Bij Diasparactus zijn de doornuitsteeksels van de ruggenwervels hoger dan bij andere geslachten in de familie.

Geschiedenis[bewerken | brontekst bewerken]

In 1910 beschreef Ermine Cowles Case Diasparactus zenos van enkele wervels die in New Mexico waren gevonden en waren aangetroffen in de oude collectie van Edward Drinker Cope.
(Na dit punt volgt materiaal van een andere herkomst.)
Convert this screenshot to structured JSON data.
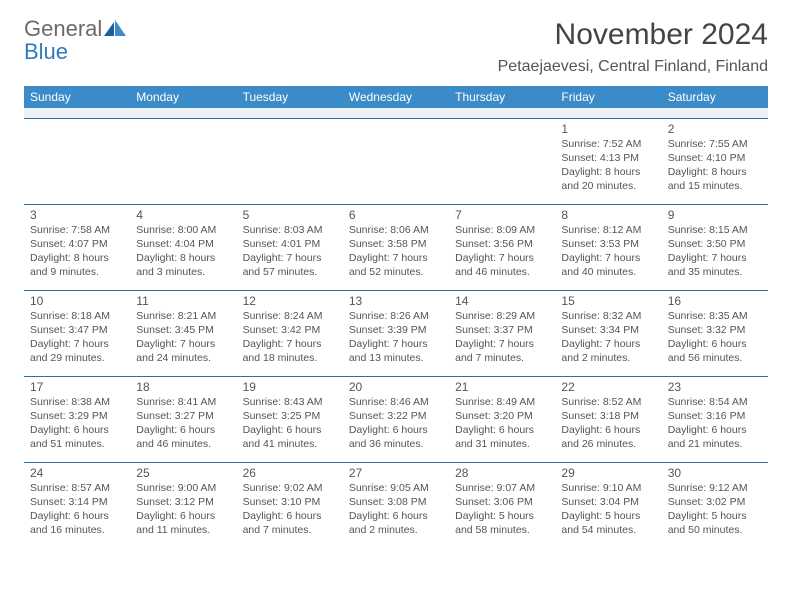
{
  "brand": {
    "part1": "General",
    "part2": "Blue"
  },
  "title": "November 2024",
  "location": "Petaejaevesi, Central Finland, Finland",
  "colors": {
    "header_bg": "#3b8bc8",
    "cell_border": "#2f6fa8",
    "spacer_bg": "#eef1f3",
    "text": "#555555",
    "brand_gray": "#6b6b6b",
    "brand_blue": "#2f7bbf"
  },
  "day_headers": [
    "Sunday",
    "Monday",
    "Tuesday",
    "Wednesday",
    "Thursday",
    "Friday",
    "Saturday"
  ],
  "weeks": [
    [
      null,
      null,
      null,
      null,
      null,
      {
        "n": "1",
        "sr": "Sunrise: 7:52 AM",
        "ss": "Sunset: 4:13 PM",
        "d1": "Daylight: 8 hours",
        "d2": "and 20 minutes."
      },
      {
        "n": "2",
        "sr": "Sunrise: 7:55 AM",
        "ss": "Sunset: 4:10 PM",
        "d1": "Daylight: 8 hours",
        "d2": "and 15 minutes."
      }
    ],
    [
      {
        "n": "3",
        "sr": "Sunrise: 7:58 AM",
        "ss": "Sunset: 4:07 PM",
        "d1": "Daylight: 8 hours",
        "d2": "and 9 minutes."
      },
      {
        "n": "4",
        "sr": "Sunrise: 8:00 AM",
        "ss": "Sunset: 4:04 PM",
        "d1": "Daylight: 8 hours",
        "d2": "and 3 minutes."
      },
      {
        "n": "5",
        "sr": "Sunrise: 8:03 AM",
        "ss": "Sunset: 4:01 PM",
        "d1": "Daylight: 7 hours",
        "d2": "and 57 minutes."
      },
      {
        "n": "6",
        "sr": "Sunrise: 8:06 AM",
        "ss": "Sunset: 3:58 PM",
        "d1": "Daylight: 7 hours",
        "d2": "and 52 minutes."
      },
      {
        "n": "7",
        "sr": "Sunrise: 8:09 AM",
        "ss": "Sunset: 3:56 PM",
        "d1": "Daylight: 7 hours",
        "d2": "and 46 minutes."
      },
      {
        "n": "8",
        "sr": "Sunrise: 8:12 AM",
        "ss": "Sunset: 3:53 PM",
        "d1": "Daylight: 7 hours",
        "d2": "and 40 minutes."
      },
      {
        "n": "9",
        "sr": "Sunrise: 8:15 AM",
        "ss": "Sunset: 3:50 PM",
        "d1": "Daylight: 7 hours",
        "d2": "and 35 minutes."
      }
    ],
    [
      {
        "n": "10",
        "sr": "Sunrise: 8:18 AM",
        "ss": "Sunset: 3:47 PM",
        "d1": "Daylight: 7 hours",
        "d2": "and 29 minutes."
      },
      {
        "n": "11",
        "sr": "Sunrise: 8:21 AM",
        "ss": "Sunset: 3:45 PM",
        "d1": "Daylight: 7 hours",
        "d2": "and 24 minutes."
      },
      {
        "n": "12",
        "sr": "Sunrise: 8:24 AM",
        "ss": "Sunset: 3:42 PM",
        "d1": "Daylight: 7 hours",
        "d2": "and 18 minutes."
      },
      {
        "n": "13",
        "sr": "Sunrise: 8:26 AM",
        "ss": "Sunset: 3:39 PM",
        "d1": "Daylight: 7 hours",
        "d2": "and 13 minutes."
      },
      {
        "n": "14",
        "sr": "Sunrise: 8:29 AM",
        "ss": "Sunset: 3:37 PM",
        "d1": "Daylight: 7 hours",
        "d2": "and 7 minutes."
      },
      {
        "n": "15",
        "sr": "Sunrise: 8:32 AM",
        "ss": "Sunset: 3:34 PM",
        "d1": "Daylight: 7 hours",
        "d2": "and 2 minutes."
      },
      {
        "n": "16",
        "sr": "Sunrise: 8:35 AM",
        "ss": "Sunset: 3:32 PM",
        "d1": "Daylight: 6 hours",
        "d2": "and 56 minutes."
      }
    ],
    [
      {
        "n": "17",
        "sr": "Sunrise: 8:38 AM",
        "ss": "Sunset: 3:29 PM",
        "d1": "Daylight: 6 hours",
        "d2": "and 51 minutes."
      },
      {
        "n": "18",
        "sr": "Sunrise: 8:41 AM",
        "ss": "Sunset: 3:27 PM",
        "d1": "Daylight: 6 hours",
        "d2": "and 46 minutes."
      },
      {
        "n": "19",
        "sr": "Sunrise: 8:43 AM",
        "ss": "Sunset: 3:25 PM",
        "d1": "Daylight: 6 hours",
        "d2": "and 41 minutes."
      },
      {
        "n": "20",
        "sr": "Sunrise: 8:46 AM",
        "ss": "Sunset: 3:22 PM",
        "d1": "Daylight: 6 hours",
        "d2": "and 36 minutes."
      },
      {
        "n": "21",
        "sr": "Sunrise: 8:49 AM",
        "ss": "Sunset: 3:20 PM",
        "d1": "Daylight: 6 hours",
        "d2": "and 31 minutes."
      },
      {
        "n": "22",
        "sr": "Sunrise: 8:52 AM",
        "ss": "Sunset: 3:18 PM",
        "d1": "Daylight: 6 hours",
        "d2": "and 26 minutes."
      },
      {
        "n": "23",
        "sr": "Sunrise: 8:54 AM",
        "ss": "Sunset: 3:16 PM",
        "d1": "Daylight: 6 hours",
        "d2": "and 21 minutes."
      }
    ],
    [
      {
        "n": "24",
        "sr": "Sunrise: 8:57 AM",
        "ss": "Sunset: 3:14 PM",
        "d1": "Daylight: 6 hours",
        "d2": "and 16 minutes."
      },
      {
        "n": "25",
        "sr": "Sunrise: 9:00 AM",
        "ss": "Sunset: 3:12 PM",
        "d1": "Daylight: 6 hours",
        "d2": "and 11 minutes."
      },
      {
        "n": "26",
        "sr": "Sunrise: 9:02 AM",
        "ss": "Sunset: 3:10 PM",
        "d1": "Daylight: 6 hours",
        "d2": "and 7 minutes."
      },
      {
        "n": "27",
        "sr": "Sunrise: 9:05 AM",
        "ss": "Sunset: 3:08 PM",
        "d1": "Daylight: 6 hours",
        "d2": "and 2 minutes."
      },
      {
        "n": "28",
        "sr": "Sunrise: 9:07 AM",
        "ss": "Sunset: 3:06 PM",
        "d1": "Daylight: 5 hours",
        "d2": "and 58 minutes."
      },
      {
        "n": "29",
        "sr": "Sunrise: 9:10 AM",
        "ss": "Sunset: 3:04 PM",
        "d1": "Daylight: 5 hours",
        "d2": "and 54 minutes."
      },
      {
        "n": "30",
        "sr": "Sunrise: 9:12 AM",
        "ss": "Sunset: 3:02 PM",
        "d1": "Daylight: 5 hours",
        "d2": "and 50 minutes."
      }
    ]
  ]
}
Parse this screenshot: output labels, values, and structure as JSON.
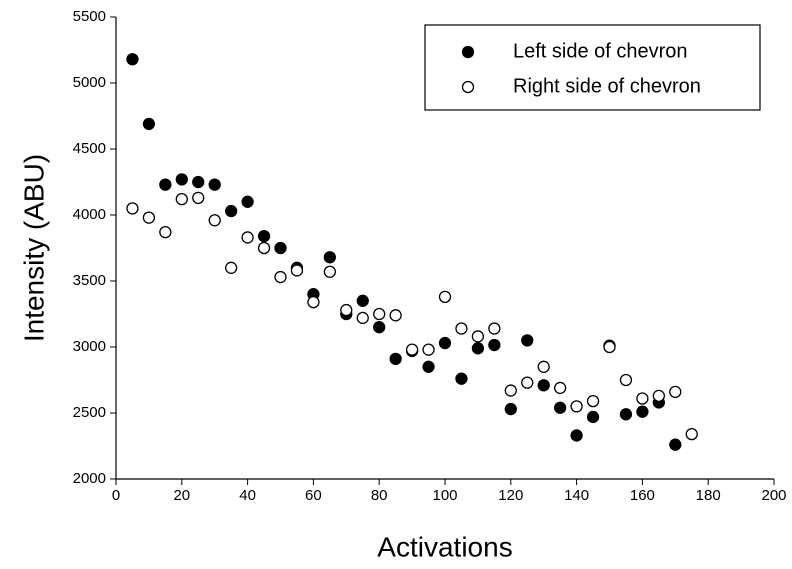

Case gaf geen etymologie van de naam maar σπαράκτης betekent 'de verscheurende' in het Grieks en διασπαράσσω betekent 'in stukken scheuren'. De soortaanduiding kan ζενος zijn, Dorisch Grieks voor 'ongewoon'. Het holotype is AMNH 4797. Het bestaat uit een reeks wervels van het heiligbeen en de achterste rug.

In 1911 werd door Case in hetzelfde gebied een grotendeels intact skelet gevonden, specimen FMNH UC679. De wervels kwamen overeen met de beschreven typesoort en de nieuwe vondst werd waarschijnlijk dezelfde soort geacht. De totale lengte van het dier bij restauratie was honderdvijfendertig centimeter. Het werd in 1913 door Case beschreven.

Beschrijving[bewerken | brontekst bewerken]

De schedel meet 16,7 centimeter. Het is in slechte staat, maar is vergelijkbaar met die van Diadectes lenius en Animasatirus carinatus. De neusgaten en oogkassen bevinden zich in vergelijkbare posities en er zijn veertien tanden met mogelijk een rudimentaire vijftiende, een gebit dat typisch is voor de familie. De wervels, ribben en ledematen werden in detail beschreven. De handwortelbeentjes zijn grotendeels aanwezig en nog steeds in positie - de best bewaarde voorbeelden voor een diadectide die toen werden gevonden. De hand was breed en sterk met korte vingerkootjes. De handen en ledematen ondersteunen de opvatting dat dit dier een moerasbewoner was en waarschijnlijk een langzaam bewegende herbivoor.